Portal endotoxaemia has been speculated to be crucially involved in the pathogenesis of chronic hepatic inflammation, which is highly associated with the development of type 2 diabetes mellitus. This study tests whether portal endotoxaemia is a pathogenic link between chronic subacute hepatic inflammation and pancreatic beta-cell dysfunction.


Rats were randomly assigned into two groups: rats with intraportal saline or low-dose lipopolysaccharide (LPS) infusion for 4 weeks. Pathological changes in the liver were evaluated via histological and biochemical examination. Pancreatic insulin secretion was evaluated by in vivo hyperglycaemic clamp study.
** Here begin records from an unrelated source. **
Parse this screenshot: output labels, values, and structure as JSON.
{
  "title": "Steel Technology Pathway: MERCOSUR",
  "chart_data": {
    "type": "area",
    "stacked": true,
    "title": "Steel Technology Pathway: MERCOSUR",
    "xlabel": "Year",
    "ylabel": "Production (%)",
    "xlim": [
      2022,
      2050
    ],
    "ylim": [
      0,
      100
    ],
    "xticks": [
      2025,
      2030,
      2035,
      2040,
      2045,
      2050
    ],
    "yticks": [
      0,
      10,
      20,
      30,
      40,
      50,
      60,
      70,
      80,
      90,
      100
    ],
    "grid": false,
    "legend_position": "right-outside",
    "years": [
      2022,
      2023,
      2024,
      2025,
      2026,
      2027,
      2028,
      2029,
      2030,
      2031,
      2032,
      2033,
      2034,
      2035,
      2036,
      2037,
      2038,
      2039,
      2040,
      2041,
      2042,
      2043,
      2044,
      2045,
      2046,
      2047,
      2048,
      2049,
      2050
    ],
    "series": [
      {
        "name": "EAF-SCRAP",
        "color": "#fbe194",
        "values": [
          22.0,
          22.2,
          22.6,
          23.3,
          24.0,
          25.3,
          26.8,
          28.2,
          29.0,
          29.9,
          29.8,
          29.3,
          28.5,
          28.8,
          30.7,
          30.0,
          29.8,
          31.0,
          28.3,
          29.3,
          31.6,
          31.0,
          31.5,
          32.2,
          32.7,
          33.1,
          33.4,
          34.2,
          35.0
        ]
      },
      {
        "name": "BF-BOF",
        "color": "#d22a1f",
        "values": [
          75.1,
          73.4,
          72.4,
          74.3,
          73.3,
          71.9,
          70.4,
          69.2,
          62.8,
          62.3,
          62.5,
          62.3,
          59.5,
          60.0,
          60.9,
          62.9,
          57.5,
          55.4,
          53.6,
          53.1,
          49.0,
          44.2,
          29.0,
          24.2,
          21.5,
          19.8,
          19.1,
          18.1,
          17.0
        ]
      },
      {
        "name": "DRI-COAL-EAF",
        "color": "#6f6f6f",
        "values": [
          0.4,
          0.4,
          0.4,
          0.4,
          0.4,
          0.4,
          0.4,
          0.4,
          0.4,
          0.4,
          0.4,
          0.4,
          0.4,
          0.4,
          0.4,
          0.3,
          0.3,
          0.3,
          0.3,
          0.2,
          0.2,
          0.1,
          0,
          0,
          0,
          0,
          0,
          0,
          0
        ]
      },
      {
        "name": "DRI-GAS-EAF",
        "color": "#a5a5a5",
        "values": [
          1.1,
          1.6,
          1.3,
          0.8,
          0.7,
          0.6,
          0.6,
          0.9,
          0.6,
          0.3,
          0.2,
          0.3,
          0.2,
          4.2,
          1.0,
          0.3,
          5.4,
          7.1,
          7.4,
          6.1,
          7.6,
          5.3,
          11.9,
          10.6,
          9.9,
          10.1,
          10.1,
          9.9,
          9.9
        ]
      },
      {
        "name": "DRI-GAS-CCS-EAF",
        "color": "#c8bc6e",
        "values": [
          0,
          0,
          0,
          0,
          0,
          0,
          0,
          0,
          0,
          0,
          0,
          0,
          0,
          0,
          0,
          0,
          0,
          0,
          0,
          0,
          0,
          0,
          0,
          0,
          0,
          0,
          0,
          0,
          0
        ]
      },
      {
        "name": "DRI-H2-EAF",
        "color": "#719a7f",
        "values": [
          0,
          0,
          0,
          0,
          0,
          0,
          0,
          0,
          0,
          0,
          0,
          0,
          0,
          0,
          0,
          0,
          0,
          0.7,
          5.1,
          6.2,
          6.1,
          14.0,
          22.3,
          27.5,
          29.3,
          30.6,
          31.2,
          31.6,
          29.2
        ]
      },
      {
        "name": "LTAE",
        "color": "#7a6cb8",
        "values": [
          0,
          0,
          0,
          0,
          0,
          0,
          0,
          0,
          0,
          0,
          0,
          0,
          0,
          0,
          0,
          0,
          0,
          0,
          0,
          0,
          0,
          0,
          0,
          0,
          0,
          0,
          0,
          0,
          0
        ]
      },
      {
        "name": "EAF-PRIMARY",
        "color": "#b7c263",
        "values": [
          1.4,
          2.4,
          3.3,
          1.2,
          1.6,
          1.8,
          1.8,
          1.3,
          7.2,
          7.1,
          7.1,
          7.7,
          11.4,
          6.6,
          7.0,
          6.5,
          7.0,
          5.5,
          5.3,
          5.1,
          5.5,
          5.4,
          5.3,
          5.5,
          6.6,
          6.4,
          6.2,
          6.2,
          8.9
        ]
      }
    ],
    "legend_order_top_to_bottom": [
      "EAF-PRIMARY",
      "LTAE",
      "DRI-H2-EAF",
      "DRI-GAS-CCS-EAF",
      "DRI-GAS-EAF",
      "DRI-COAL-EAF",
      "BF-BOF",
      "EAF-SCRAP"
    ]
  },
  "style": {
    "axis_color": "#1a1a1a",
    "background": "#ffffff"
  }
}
White blood cell count was significantly increased after intraportal LPS infusion for 4 weeks. Plasma amylase and chemoluminescence counts indicating superoxide levels were significantly increased after LPS treatments for 2 and 4 weeks. Intraportal low-dose LPS infusion significantly increased tumour necrosis factor-alpha and interleukin-6 contents in liver and pancreas. Circulating C-reactive protein, thiobarbituric acid reactive substances (TBARS) and endotoxin levels were not different among groups. The first- and second-phase insulin secretions in hyperglycaemic clamp were significantly decreased in LPS-treated rats. The histopathological scores, de novo production of reactive oxygen substrate and TBARS contents in the liver and pancreas were significantly increased in LPS-infused rats. Leucocyte infiltration was clearly visible in pancreatic islets of LPS-treated rats.


The present study demonstrated that mild portal endotoxaemia caused subacute hepatic inflammation and impaired pancreatic insulin secretion, implicating that portal endotoxaemia is a potential risk factor to link chronic subacute hepatic inflammation and pancreatic beta-cell dysfunction.